If $a$ is an integer. Find all possible values of $(7a+12,3a+5)$.
I started with:
Let $d$=$gcd(7a+12, 3a+5)$.
Then $d|7a+12$ and $d|3a+5$.
I am not sure what to do after this.
I have seen online someone saying that
$(3)(7a+12)+(-7)(3a+5)=1$
and that $d=1$ but I don't understand how.
On
Note that $$(m,n)= (m,m-n)$$
Thus $$(7a+12,3a+5)=(7a+12 -(3a+5), 3a+5)$$
$$=(4a+7, 3a+5) = (a+2,3a+5 )$$
$$= (a+2,2a+3)= (a+2,a+1)=1$$
On
If $d$ is the greatest common divisor, then $d\bigm|\bigl(3(7a+12)-7(3a+5)\bigr)$, hence $d\mid 1$.

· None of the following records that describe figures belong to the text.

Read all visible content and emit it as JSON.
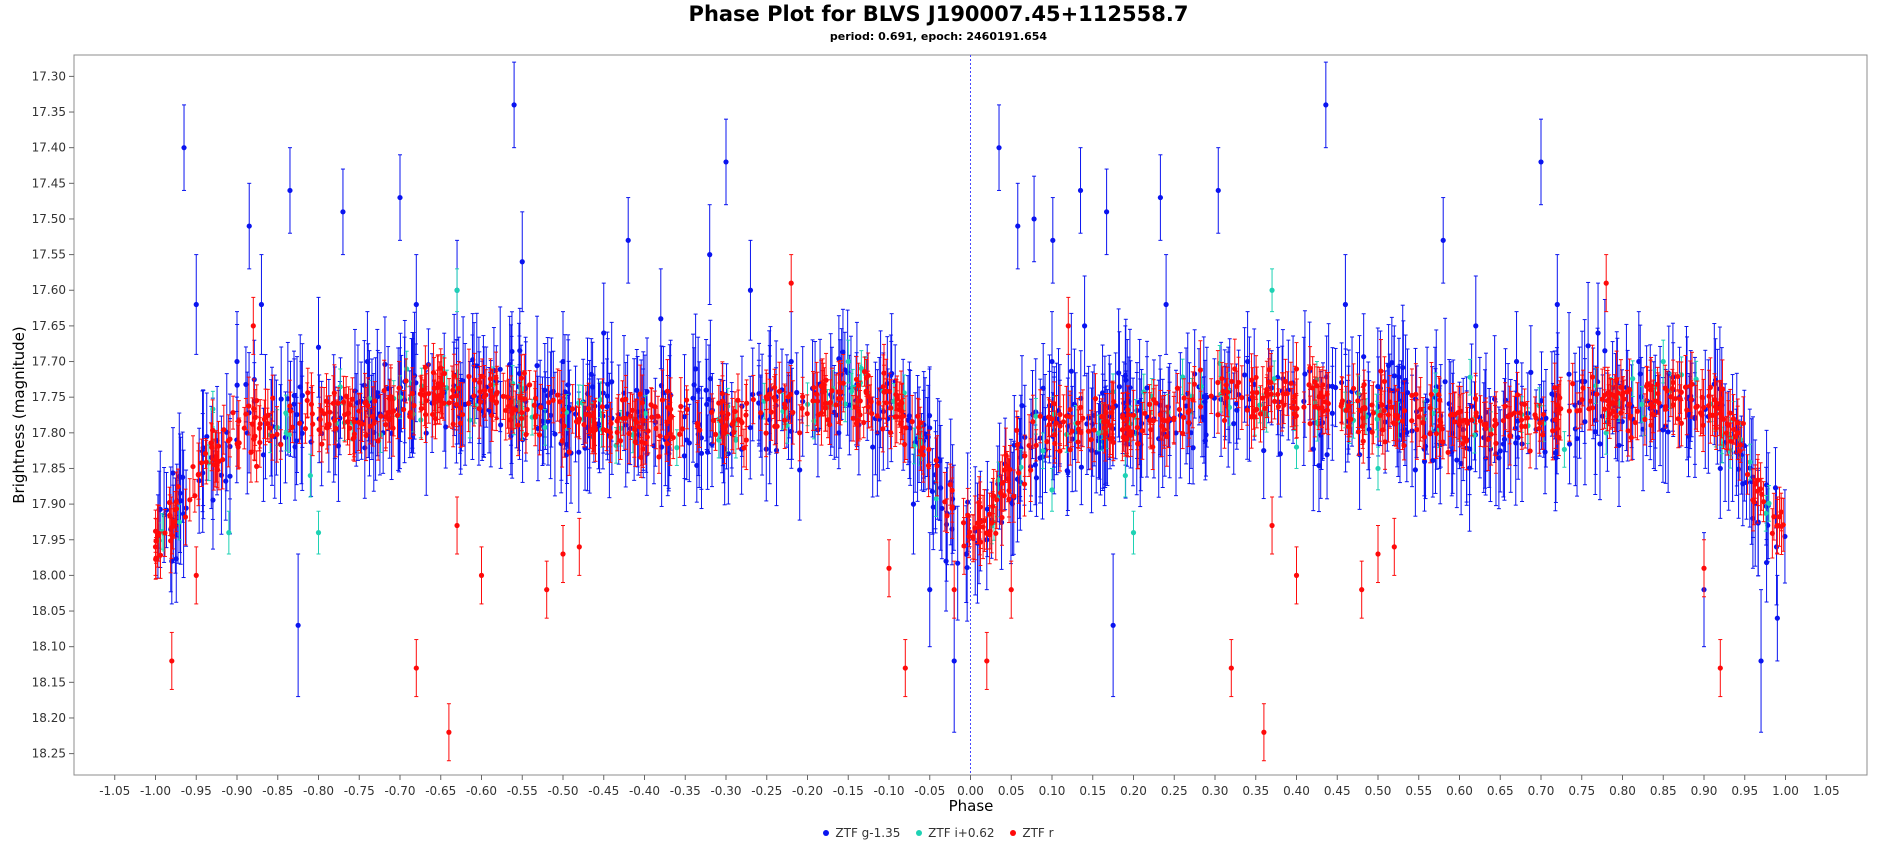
{
  "colors": {
    "g": "#0a14f0",
    "i": "#1ed2b4",
    "r": "#ff0a0a",
    "zero_line": "#4646ff",
    "frame": "#8c8c8c"
  },
  "chart_data": {
    "type": "scatter",
    "title": "Phase Plot for BLVS J190007.45+112558.7",
    "subtitle": "period: 0.691, epoch: 2460191.654",
    "xlabel": "Phase",
    "ylabel": "Brightness (magnitude)",
    "xlim": [
      -1.1,
      1.1
    ],
    "ylim": [
      18.28,
      17.27
    ],
    "y_inverted": true,
    "grid": false,
    "legend_position": "bottom",
    "x_ticks": [
      "-1.05",
      "-1.00",
      "-0.95",
      "-0.90",
      "-0.85",
      "-0.80",
      "-0.75",
      "-0.70",
      "-0.65",
      "-0.60",
      "-0.55",
      "-0.50",
      "-0.45",
      "-0.40",
      "-0.35",
      "-0.30",
      "-0.25",
      "-0.20",
      "-0.15",
      "-0.10",
      "-0.05",
      "0.00",
      "0.05",
      "0.10",
      "0.15",
      "0.20",
      "0.25",
      "0.30",
      "0.35",
      "0.40",
      "0.45",
      "0.50",
      "0.55",
      "0.60",
      "0.65",
      "0.70",
      "0.75",
      "0.80",
      "0.85",
      "0.90",
      "0.95",
      "1.00",
      "1.05"
    ],
    "y_ticks": [
      "17.30",
      "17.35",
      "17.40",
      "17.45",
      "17.50",
      "17.55",
      "17.60",
      "17.65",
      "17.70",
      "17.75",
      "17.80",
      "17.85",
      "17.90",
      "17.95",
      "18.00",
      "18.05",
      "18.10",
      "18.15",
      "18.20",
      "18.25"
    ],
    "series": [
      {
        "name": "ZTF g-1.35",
        "color": "#0a14f0",
        "points": [
          [
            0.035,
            17.4,
            0.06
          ],
          [
            0.058,
            17.51,
            0.06
          ],
          [
            0.078,
            17.5,
            0.06
          ],
          [
            0.101,
            17.53,
            0.06
          ],
          [
            0.167,
            17.49,
            0.06
          ],
          [
            0.233,
            17.47,
            0.06
          ],
          [
            0.304,
            17.46,
            0.06
          ],
          [
            0.436,
            17.34,
            0.06
          ],
          [
            0.58,
            17.53,
            0.06
          ],
          [
            0.7,
            17.42,
            0.06
          ],
          [
            0.135,
            17.46,
            0.06
          ],
          [
            -0.965,
            17.4,
            0.06
          ],
          [
            -0.885,
            17.51,
            0.06
          ],
          [
            -0.835,
            17.46,
            0.06
          ],
          [
            -0.77,
            17.49,
            0.06
          ],
          [
            -0.7,
            17.47,
            0.06
          ],
          [
            -0.56,
            17.34,
            0.06
          ],
          [
            -0.42,
            17.53,
            0.06
          ],
          [
            -0.3,
            17.42,
            0.06
          ],
          [
            -0.825,
            18.07,
            0.1
          ],
          [
            0.175,
            18.07,
            0.1
          ],
          [
            -0.02,
            18.12,
            0.1
          ],
          [
            0.97,
            18.12,
            0.1
          ],
          [
            0.99,
            18.06,
            0.06
          ],
          [
            -0.98,
            17.98,
            0.06
          ],
          [
            -0.05,
            18.02,
            0.08
          ],
          [
            0.9,
            18.02,
            0.08
          ],
          [
            -0.95,
            17.62,
            0.07
          ],
          [
            -0.9,
            17.7,
            0.07
          ],
          [
            -0.87,
            17.62,
            0.07
          ],
          [
            -0.8,
            17.68,
            0.07
          ],
          [
            -0.74,
            17.7,
            0.07
          ],
          [
            -0.68,
            17.62,
            0.07
          ],
          [
            -0.63,
            17.6,
            0.07
          ],
          [
            -0.55,
            17.56,
            0.07
          ],
          [
            -0.5,
            17.7,
            0.07
          ],
          [
            -0.45,
            17.66,
            0.07
          ],
          [
            -0.38,
            17.64,
            0.07
          ],
          [
            -0.32,
            17.55,
            0.07
          ],
          [
            -0.27,
            17.6,
            0.07
          ],
          [
            -0.22,
            17.7,
            0.07
          ],
          [
            -0.17,
            17.75,
            0.07
          ],
          [
            -0.12,
            17.82,
            0.07
          ],
          [
            -0.07,
            17.9,
            0.07
          ],
          [
            -0.03,
            17.98,
            0.07
          ],
          [
            0.02,
            17.95,
            0.07
          ],
          [
            0.06,
            17.85,
            0.07
          ],
          [
            0.1,
            17.7,
            0.07
          ],
          [
            0.14,
            17.65,
            0.07
          ],
          [
            0.19,
            17.72,
            0.07
          ],
          [
            0.24,
            17.62,
            0.07
          ],
          [
            0.29,
            17.75,
            0.07
          ],
          [
            0.34,
            17.7,
            0.07
          ],
          [
            0.39,
            17.74,
            0.07
          ],
          [
            0.46,
            17.62,
            0.07
          ],
          [
            0.52,
            17.72,
            0.07
          ],
          [
            0.57,
            17.75,
            0.07
          ],
          [
            0.62,
            17.65,
            0.07
          ],
          [
            0.67,
            17.7,
            0.07
          ],
          [
            0.72,
            17.62,
            0.07
          ],
          [
            0.77,
            17.66,
            0.07
          ],
          [
            0.82,
            17.7,
            0.07
          ],
          [
            0.87,
            17.75,
            0.07
          ],
          [
            0.92,
            17.85,
            0.07
          ],
          [
            0.96,
            17.92,
            0.07
          ]
        ]
      },
      {
        "name": "ZTF i+0.62",
        "color": "#1ed2b4",
        "points": [
          [
            -0.8,
            17.94,
            0.03
          ],
          [
            -0.81,
            17.86,
            0.03
          ],
          [
            -0.91,
            17.94,
            0.03
          ],
          [
            -0.63,
            17.6,
            0.03
          ],
          [
            0.19,
            17.86,
            0.03
          ],
          [
            0.2,
            17.94,
            0.03
          ],
          [
            0.37,
            17.6,
            0.03
          ],
          [
            -0.55,
            17.78,
            0.03
          ],
          [
            -0.3,
            17.8,
            0.03
          ],
          [
            0.4,
            17.82,
            0.03
          ],
          [
            0.6,
            17.78,
            0.03
          ],
          [
            0.78,
            17.8,
            0.03
          ],
          [
            -0.7,
            17.75,
            0.03
          ],
          [
            -0.2,
            17.76,
            0.03
          ],
          [
            0.1,
            17.88,
            0.03
          ],
          [
            0.85,
            17.7,
            0.03
          ],
          [
            -0.15,
            17.7,
            0.03
          ],
          [
            0.5,
            17.85,
            0.03
          ]
        ]
      },
      {
        "name": "ZTF r",
        "color": "#ff0a0a",
        "points": [
          [
            -0.98,
            18.12,
            0.04
          ],
          [
            -0.95,
            18.0,
            0.04
          ],
          [
            -0.68,
            18.13,
            0.04
          ],
          [
            -0.64,
            18.22,
            0.04
          ],
          [
            -0.63,
            17.93,
            0.04
          ],
          [
            -0.6,
            18.0,
            0.04
          ],
          [
            -0.52,
            18.02,
            0.04
          ],
          [
            -0.5,
            17.97,
            0.04
          ],
          [
            -0.48,
            17.96,
            0.04
          ],
          [
            -0.22,
            17.59,
            0.04
          ],
          [
            -0.08,
            18.13,
            0.04
          ],
          [
            -0.02,
            18.02,
            0.04
          ],
          [
            0.02,
            18.12,
            0.04
          ],
          [
            0.05,
            18.02,
            0.04
          ],
          [
            0.32,
            18.13,
            0.04
          ],
          [
            0.36,
            18.22,
            0.04
          ],
          [
            0.37,
            17.93,
            0.04
          ],
          [
            0.4,
            18.0,
            0.04
          ],
          [
            0.48,
            18.02,
            0.04
          ],
          [
            0.5,
            17.97,
            0.04
          ],
          [
            0.52,
            17.96,
            0.04
          ],
          [
            0.78,
            17.59,
            0.04
          ],
          [
            0.92,
            18.13,
            0.04
          ],
          [
            0.9,
            17.99,
            0.04
          ],
          [
            -0.88,
            17.65,
            0.04
          ],
          [
            0.12,
            17.65,
            0.04
          ],
          [
            -0.1,
            17.99,
            0.04
          ],
          [
            -1.0,
            17.96,
            0.04
          ],
          [
            0.99,
            17.93,
            0.04
          ]
        ]
      }
    ]
  },
  "legend": {
    "items": [
      {
        "label": "ZTF g-1.35"
      },
      {
        "label": "ZTF i+0.62"
      },
      {
        "label": "ZTF r"
      }
    ]
  }
}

Indeed, $7a+12=dr$ and $3a+5=ds$, for some integers $r$ and $s$. Then $$ 3(7a+12)-7(3a+5)=3dr-7ds=d(3r-7s) $$
Removing $a$ this way should be the first thing to do. If we change the problem into finding the possible values of $\gcd(7a+12,3a+4)$, the same computation would tell us that the gcd divides $$ 3(7a+12)-7(3a+4)=8 $$ so the possible values would be $1$, $2$, $4$ or $8$. Further analysis may (perhaps) exclude some of these, or prove that there's a suitable $a$ for each of the cases.
But you found the very solution: when a linear combination $ax+by=1$, we have that $\operatorname{gcd}(a,b)=1$, as $\operatorname{gcd}(a,b)\mid (ax+by)$, hence $\operatorname{gcd}(a,b)\mid1$.